Kisah berawal dari Tumapel. Sebuah wilayah kekuasaan Kerajaan Kediri. Sang Raja, Sri Kertajaya, mengangkat Akuwu Tunggul Ametung sebagai penguasa Tumapel. Akuwu Tunggul Ametung sendiri dulunya adalah seorang perampok yang kemudian menjadi pejabat kerajaan. Karena itulah pemerintah Kediri tidak sepenuhnya percaya terhadap Tunggul Ametung. Mereka menempatkan Yang Suci Belakangkang sebagai penasehat agama sekaligus penasihat politik bagi Sang Akuwu.
Tumapel dalam keadaan gawat. Banyak terjadi pemberontakan di mana-mana. Mereka menyebut diri Santing, Arih-arih ataupun Borang. Apakah itu tiga nama untuk tiga orang ataukah tiga nama untuk satu orang, Tunggul Ametung, penguasa Tumapel, tidak mengetahuinya. Tentunya, pemberontakan-pemberontakan itu ada yang melatarbelakanginya. Kepemimpinan yang sewenang-wenang dan sering menindas menyebabkan penderitaan bagi rakyat kecil. Ia memperbudak orang-orang tak berdaya, dan membikin orang tak berdaya untuk dijadikan budak. (35)
Hal lain yang mempengaruhi pemberontakan juga karena bobroknya moral Sang Akuwu. Di tengah carut marut negeri, Sang Akuwu menculik Dedes dari desanya atas info dari Arya Artya untuk dijadikan Prameswari. Arya Artya seorang adalah brahmana yang dipersamakan kedudukan dan kehormatannya dengan seorang kepala desa. Pada awalnya Dedes menolak, meronta dan  memberontak. Tapi apa daya seorang perempuan desa yang mempunyai ayah seorang brahmana. “Ayah, sekarang ini sahaya kalah menyerah. Dengarkan sumpah sahaya, sahaya akan keluar sebagai pemenang pada akhir kelaknya.” (Dedes 13) “akhir kelaknya sahaya yang menang, Ayah, Agunglah kau, puncak Triwangsa, kaum brahmana. Agunglah Hyang Mahadewa Syiwa.”
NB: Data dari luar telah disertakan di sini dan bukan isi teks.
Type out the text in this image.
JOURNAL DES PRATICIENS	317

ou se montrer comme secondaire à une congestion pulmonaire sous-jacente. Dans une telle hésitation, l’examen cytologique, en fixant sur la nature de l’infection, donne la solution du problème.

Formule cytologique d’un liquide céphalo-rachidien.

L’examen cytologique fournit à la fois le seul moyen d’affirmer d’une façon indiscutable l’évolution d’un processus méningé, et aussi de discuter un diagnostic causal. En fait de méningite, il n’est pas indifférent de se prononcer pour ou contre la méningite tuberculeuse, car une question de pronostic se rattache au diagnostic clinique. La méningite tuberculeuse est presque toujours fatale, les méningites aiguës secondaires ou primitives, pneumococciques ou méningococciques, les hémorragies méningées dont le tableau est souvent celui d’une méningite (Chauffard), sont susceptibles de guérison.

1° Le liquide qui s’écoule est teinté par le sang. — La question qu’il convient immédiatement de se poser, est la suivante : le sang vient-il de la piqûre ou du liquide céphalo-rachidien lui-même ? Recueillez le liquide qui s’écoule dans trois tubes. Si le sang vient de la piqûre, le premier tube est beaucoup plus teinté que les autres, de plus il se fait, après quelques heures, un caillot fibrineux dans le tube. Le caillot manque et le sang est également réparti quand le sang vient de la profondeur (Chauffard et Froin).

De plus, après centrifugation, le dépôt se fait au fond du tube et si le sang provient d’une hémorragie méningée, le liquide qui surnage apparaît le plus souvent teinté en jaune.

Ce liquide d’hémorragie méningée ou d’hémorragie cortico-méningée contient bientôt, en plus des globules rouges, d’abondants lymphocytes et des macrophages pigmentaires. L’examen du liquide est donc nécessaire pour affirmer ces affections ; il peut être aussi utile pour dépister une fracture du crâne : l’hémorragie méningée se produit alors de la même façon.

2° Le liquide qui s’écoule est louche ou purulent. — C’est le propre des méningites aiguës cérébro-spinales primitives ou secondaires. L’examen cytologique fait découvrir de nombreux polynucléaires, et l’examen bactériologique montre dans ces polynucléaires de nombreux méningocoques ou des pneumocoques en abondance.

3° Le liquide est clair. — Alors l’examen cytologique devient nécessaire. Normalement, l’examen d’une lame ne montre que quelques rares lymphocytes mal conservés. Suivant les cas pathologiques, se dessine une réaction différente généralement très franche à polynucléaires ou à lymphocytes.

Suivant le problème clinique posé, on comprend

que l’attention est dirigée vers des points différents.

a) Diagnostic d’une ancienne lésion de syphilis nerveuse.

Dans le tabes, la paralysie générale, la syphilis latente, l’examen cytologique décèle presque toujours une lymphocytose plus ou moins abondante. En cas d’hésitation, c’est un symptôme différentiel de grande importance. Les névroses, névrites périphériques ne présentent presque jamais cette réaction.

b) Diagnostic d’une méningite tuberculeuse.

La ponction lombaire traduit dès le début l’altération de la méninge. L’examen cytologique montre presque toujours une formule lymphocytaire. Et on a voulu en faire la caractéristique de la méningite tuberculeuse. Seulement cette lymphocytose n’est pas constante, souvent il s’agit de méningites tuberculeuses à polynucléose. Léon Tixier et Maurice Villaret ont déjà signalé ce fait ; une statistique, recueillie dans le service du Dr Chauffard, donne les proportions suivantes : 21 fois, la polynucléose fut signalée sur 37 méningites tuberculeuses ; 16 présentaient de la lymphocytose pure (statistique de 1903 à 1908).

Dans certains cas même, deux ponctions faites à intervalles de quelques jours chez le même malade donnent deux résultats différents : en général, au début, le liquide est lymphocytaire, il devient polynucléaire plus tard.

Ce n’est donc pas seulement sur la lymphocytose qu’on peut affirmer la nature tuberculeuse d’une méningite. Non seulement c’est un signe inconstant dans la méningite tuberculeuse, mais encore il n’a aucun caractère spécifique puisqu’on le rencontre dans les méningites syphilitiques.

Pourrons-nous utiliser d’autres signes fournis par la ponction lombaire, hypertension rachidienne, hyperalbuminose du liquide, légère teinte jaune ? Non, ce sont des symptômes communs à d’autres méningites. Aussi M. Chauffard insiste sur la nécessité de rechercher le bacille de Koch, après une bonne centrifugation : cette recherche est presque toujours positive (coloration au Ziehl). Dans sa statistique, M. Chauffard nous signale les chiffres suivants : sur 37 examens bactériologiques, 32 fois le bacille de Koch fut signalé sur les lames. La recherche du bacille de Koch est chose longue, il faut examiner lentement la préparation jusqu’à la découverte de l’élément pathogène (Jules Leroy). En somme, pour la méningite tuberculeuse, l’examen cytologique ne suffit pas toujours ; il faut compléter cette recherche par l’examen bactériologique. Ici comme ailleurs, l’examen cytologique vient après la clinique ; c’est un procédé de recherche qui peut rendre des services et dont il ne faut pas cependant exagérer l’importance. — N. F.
            Dedes ditempatkan di Istana Tumapel dengan dilayani oleh para dayang-dayang. Salah satunya adalah Rimang. Rimang dulunya adalah isteri dari Tunggul Ametung juga yang telah lama tidak dipakai. Di sana, juga ada Gede Mirah sebagai lurah para dayang. Dia juga dilayani oleh para sudra. Salah satunya adalah Oti, seorang budak yang sering cemburu dengan Dedes. Lama tinggal di Pakuwunan Tumapel Dedes menyadari. Betapa tidak berdaya anak-anak sudra yang melayaninya. Ia seorang brahmani, yang tahu banyak tentang kiwan dan tengenan, juga tidak berdaya. Para dewa tidak menolongnya, semua manusia juga tidak. Ayahnya sendiri, Mpu Parwa, tak terdengar wartanya. Ia tersedan-sedan. Apakah sia sia semua ilmu dan pengetahuan yang telah diserapnya sejak kecil ini? Apakah percuma saja semua yang telah dipelajarinya? Benarkah kalau ajaran percuma, sama yang tergelar dalam jagad Pramudita ini juga sia-sia?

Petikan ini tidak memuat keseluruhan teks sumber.